UNC men’s basketball holds ‘players-only’ meeting after win against Navy
AI-generated summary reviewed by our newsroom.
- UNC players held a postgame players-only meeting to address late-game lapses.
- Turnovers and communication failures fueled Navy’s 15-0 run and reduced shot attempts.
- Players warned that similar lapses against Michigan State next week risk a blowout.
His team had just won. He’d recorded his third straight double-double. So why was it that Caleb Wilson appeared so downtrodden after pouring in 23 points in a 73-61 win over Navy?
“It’s a close game [and] I was pissed off,” the UNC freshman said Tuesday night. “That [expletive] shouldn’t happen.”
Turns out Wilson wasn’t the only Tar Heel who felt that way. It took over 20 minutes after the game’s end for the UNC players to begin trickling out from the locker room and into the lounge where postgame interviews are typically conducted at the Dean E. Smith Center.
The reason for their delay? A players-only meeting. Seth Trimble and Henri Veesaar took point, said Jarin Stevenson, in calling the gathering.
Veesaar saw it differently.
“We might have talked a little more than others, but I feel like everybody contributed,” the Arizona transfer said. “Everybody said what they had on their mind, the way they saw the game go, and how they seen us practice, and that’s about it.”
The Tar Heels led by 24 points with less than five minutes before Navy rattled off a 15-0 run to bring the difference to single digits. North Carolina had three turnovers during the Mids’ late-game surge, which caused UNC to return to its starting lineup with two minutes remaining.
Stevenson and Veesaar pointed to messed up assignments — like botched switches or late reads — and overall communication issues as the biggest issues on defense.
Their coach agreed.
“The communication out there on the floor has to get better,” Hubert Davis said. “The listening and being able to apply the communication has to be better... there were a number of times that we did not do that tonight.”
Veesaar, who was outspoken about what he saw as a poor defensive outing against Radford last week, grabbed a nearby stats sheet and scanned it as he spoke to media on Tuesday night.
Holding an opponent to 29% from the field is a “decent job,” Veesaar reckoned. Then he checked the box score and paused.
“I think they have more shots than us,” Veesaar said, pouring over the sheet to confirm. “Oh no. Yeah, they have more shots than us. So, like, that’s not good. We should definitely get more.”
UNC attempted 56 shots to Navy’s 69. The Tar Heels also recorded more 13 turnovers, compared to six for the Mids, Veesaar pointed out.
“We shouldn’t have more turnovers than them,” he said. “They played with more discipline.
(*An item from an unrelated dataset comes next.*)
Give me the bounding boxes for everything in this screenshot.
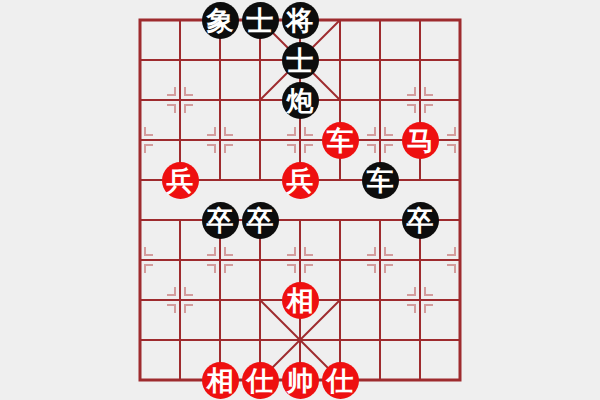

We were kind of loose with it.”
And that was part of the reason for the meeting. As Stevenson and Wilson emphasized, UNC’s issues were bigger than the 15-0 Navy run.
“It was really the whole game,” Stevenson said. “Like, even the first half, we didn’t play to our potential.”
“I really think the biggest lesson is coming out strong,” Wilson said. “I don’t feel like it’s no other lesson.”
Davis offered a slightly different opinion. The UNC coach pushed back on the notion that North Carolina started slow in the first half, instead pointing to Navy’s unpredictability as a disruptor.
The Mids, Davis explained, were “methodical in their approach” on Tuesday night. Navy toggled between different defensive looks — man, zone, matchup — and deployed full-court and three-quarter-court pressure at various points. Sometimes, they’d stay home on every off-ball action. Other times they switched everything.
“For this new group, new team, to be able to read and adapt through the changes, I felt like it took us until the second half to really get a rhythm,” Davis said. “We got stops, we got out in transition. I mean, once we get stops and we’re able to get out in transition, that’s when we’re at our best.”
Regardless of the framing — a sluggish start, a stunning 15-0 swing, or maybe, something in between — the message coming out of the locker room was unmistakable: play like that against Michigan State next week and...
“We’re going to get, like, blown out or lose,” Stevenson said.
“It won’t be fortunate,” added Wilson.
For a team still finding its rhythm — a process that’s already difficult with 11 new players, and increasingly so with the Trimble’s injury — the meeting is a step in the right direction, said Veesaar.
“We don’t really know exactly what a team culture was before,” Veesaar said. “So everybody came from teams where they had a voice or were able to speak. Here, the coaches try to let everybody speak. They hear everybody out... and so do the players.”
So while the scoreboard said UNC won by 12, the players-only meeting suggested they expect much more.
And in a locker room where every voice carries, so does the standard.
“I mean, we’re North Carolina,” Wilson said. “Navy played as hard as they could, but that should never be a close game.”